Ален Дартевель Правда о смерти Марата

На помосте перед гильотиной за волосы подняли вверх голову красивой женщины. Волосы были забрызганы кровью, а лицо перемазано слюной. Её губы, казалось, продолжали улыбаться и после смерти, а щёки пламенели в последнем волнении чувств. Гражданин Легрос, помощник палача Сансона, поднял голову сразу после того, как нож гильотины рассёк плоть и размозжил позвонки некогда лебединой шеи. Не обращая внимания на возмущённые, негодующие крики толпы, подлец Легрос влепил по мёртвому лицу женщины две пощёчины. Эта яркая сцена — отличная иллюстрация сумеречных пристрастий людей, их склонности к варварству и хмельной осоловелости чувств…

Фактически, именно благодаря этой небольшой гравюре в четыре цвета, этому рисунку, изображающему в чёрных и кремово-белых тонах её казнь, Шарлотта продолжает жить в воспоминаниях публики. Эта гравюра и есть её драма. До тех пор, пока волна цветной печати не отхлынет, Мария-Анна-Шарлотта Корде де Армане, именуемая Шарлоттой Корде, будет считаться как убийцей, так и благодетельницей народа. Женщина, заколовшая Марата и в силу этого внезапно обретшая благосклонность народа, который хотел найти в загадке Шарлотты созвучие своему собственному смятению.

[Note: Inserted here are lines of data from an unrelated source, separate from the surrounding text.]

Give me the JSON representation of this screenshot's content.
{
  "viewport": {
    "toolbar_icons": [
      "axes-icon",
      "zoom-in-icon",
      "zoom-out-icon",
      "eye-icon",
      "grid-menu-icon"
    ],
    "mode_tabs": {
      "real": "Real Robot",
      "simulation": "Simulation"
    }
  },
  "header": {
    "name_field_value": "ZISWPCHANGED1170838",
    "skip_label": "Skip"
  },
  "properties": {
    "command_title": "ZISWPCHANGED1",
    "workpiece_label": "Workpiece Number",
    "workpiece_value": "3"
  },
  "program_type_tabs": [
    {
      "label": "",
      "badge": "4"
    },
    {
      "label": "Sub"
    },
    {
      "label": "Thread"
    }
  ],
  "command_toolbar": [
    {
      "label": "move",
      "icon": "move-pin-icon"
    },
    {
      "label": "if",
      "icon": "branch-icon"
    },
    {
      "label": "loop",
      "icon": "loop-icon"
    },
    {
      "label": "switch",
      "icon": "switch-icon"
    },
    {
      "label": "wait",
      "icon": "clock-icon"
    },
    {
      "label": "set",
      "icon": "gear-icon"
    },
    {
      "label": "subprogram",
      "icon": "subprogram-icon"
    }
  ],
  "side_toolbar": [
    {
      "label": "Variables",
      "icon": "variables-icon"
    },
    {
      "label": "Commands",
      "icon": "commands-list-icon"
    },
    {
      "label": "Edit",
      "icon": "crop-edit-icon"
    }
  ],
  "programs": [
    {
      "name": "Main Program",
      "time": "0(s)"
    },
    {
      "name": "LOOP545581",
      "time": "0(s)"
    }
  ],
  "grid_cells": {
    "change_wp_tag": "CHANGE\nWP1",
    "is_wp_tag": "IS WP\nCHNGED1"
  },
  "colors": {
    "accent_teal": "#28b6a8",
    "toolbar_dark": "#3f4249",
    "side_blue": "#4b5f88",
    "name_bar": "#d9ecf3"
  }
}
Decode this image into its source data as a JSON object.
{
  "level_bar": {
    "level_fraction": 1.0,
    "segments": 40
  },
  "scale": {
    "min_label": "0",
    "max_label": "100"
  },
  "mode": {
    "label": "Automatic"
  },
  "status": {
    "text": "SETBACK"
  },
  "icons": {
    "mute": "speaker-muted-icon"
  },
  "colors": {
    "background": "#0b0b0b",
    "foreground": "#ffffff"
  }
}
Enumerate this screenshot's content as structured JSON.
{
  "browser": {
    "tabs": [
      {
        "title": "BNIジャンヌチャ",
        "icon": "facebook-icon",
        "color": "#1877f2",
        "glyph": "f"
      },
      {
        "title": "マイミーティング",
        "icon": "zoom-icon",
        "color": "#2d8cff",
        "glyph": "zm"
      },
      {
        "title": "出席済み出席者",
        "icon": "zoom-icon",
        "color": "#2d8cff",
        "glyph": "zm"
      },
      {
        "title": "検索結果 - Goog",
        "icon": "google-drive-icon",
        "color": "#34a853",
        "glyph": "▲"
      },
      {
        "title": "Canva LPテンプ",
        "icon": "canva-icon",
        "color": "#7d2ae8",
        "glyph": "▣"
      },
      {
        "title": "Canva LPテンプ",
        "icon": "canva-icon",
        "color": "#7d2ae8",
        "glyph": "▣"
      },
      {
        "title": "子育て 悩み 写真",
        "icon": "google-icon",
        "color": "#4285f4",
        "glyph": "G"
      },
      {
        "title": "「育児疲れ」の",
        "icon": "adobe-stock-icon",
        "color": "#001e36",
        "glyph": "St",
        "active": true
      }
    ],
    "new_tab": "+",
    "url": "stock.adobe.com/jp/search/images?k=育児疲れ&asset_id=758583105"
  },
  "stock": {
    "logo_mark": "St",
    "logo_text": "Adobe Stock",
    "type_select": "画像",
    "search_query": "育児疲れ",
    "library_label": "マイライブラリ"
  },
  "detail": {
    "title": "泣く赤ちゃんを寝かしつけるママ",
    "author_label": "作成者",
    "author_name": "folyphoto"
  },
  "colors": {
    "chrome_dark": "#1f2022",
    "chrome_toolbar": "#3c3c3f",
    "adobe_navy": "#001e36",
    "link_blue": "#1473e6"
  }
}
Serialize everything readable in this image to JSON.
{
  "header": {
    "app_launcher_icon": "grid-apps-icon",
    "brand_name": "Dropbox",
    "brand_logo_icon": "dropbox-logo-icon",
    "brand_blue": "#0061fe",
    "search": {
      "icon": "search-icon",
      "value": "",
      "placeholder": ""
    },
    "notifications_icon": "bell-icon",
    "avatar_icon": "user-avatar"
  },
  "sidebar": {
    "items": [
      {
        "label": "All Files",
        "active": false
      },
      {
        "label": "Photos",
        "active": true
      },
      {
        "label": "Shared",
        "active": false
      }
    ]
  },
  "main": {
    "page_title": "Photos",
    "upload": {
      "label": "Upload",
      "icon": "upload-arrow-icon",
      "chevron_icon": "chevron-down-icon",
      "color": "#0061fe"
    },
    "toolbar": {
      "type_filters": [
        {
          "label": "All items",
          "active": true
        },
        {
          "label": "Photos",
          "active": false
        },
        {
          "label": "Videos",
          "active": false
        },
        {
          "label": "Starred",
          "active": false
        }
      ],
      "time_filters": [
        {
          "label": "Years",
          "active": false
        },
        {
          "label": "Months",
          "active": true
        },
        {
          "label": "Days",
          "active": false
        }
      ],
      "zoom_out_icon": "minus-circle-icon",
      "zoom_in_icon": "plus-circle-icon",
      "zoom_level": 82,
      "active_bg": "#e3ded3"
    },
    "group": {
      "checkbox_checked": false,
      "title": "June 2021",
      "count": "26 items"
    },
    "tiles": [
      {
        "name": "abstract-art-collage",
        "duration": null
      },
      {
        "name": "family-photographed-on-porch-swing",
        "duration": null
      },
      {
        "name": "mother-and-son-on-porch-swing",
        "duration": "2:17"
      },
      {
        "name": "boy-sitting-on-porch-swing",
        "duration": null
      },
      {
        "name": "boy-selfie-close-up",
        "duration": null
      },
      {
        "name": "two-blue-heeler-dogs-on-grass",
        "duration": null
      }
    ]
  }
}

На другом конце эстетической цепочки, инспирируемой теми событиями, существует менее известная, но намного более полноценная картина; вернее, речь идёт о шедевре. Это большая, писанная маслом картина, на которой изображён Марат с тюрбаном на голове, безжизненно лежащий в ванне. Его грудь на уровне сердца пронзена. В левой руке он держит письмо от Шарлотты. Правая, пальцы которой всё ещё держат перо, написавшее «Друг народа», бессильно свисает на пол и как бы указывает на лежащее там орудие убийства. Этот шедевр подписан Жак-Луи Давидом. В отличие от простенькой картинки с изображением Шарлотты, это полотно пережило не одну смену эпох. В нём продолжает носиться вихрями жизнь страны по имени Франция.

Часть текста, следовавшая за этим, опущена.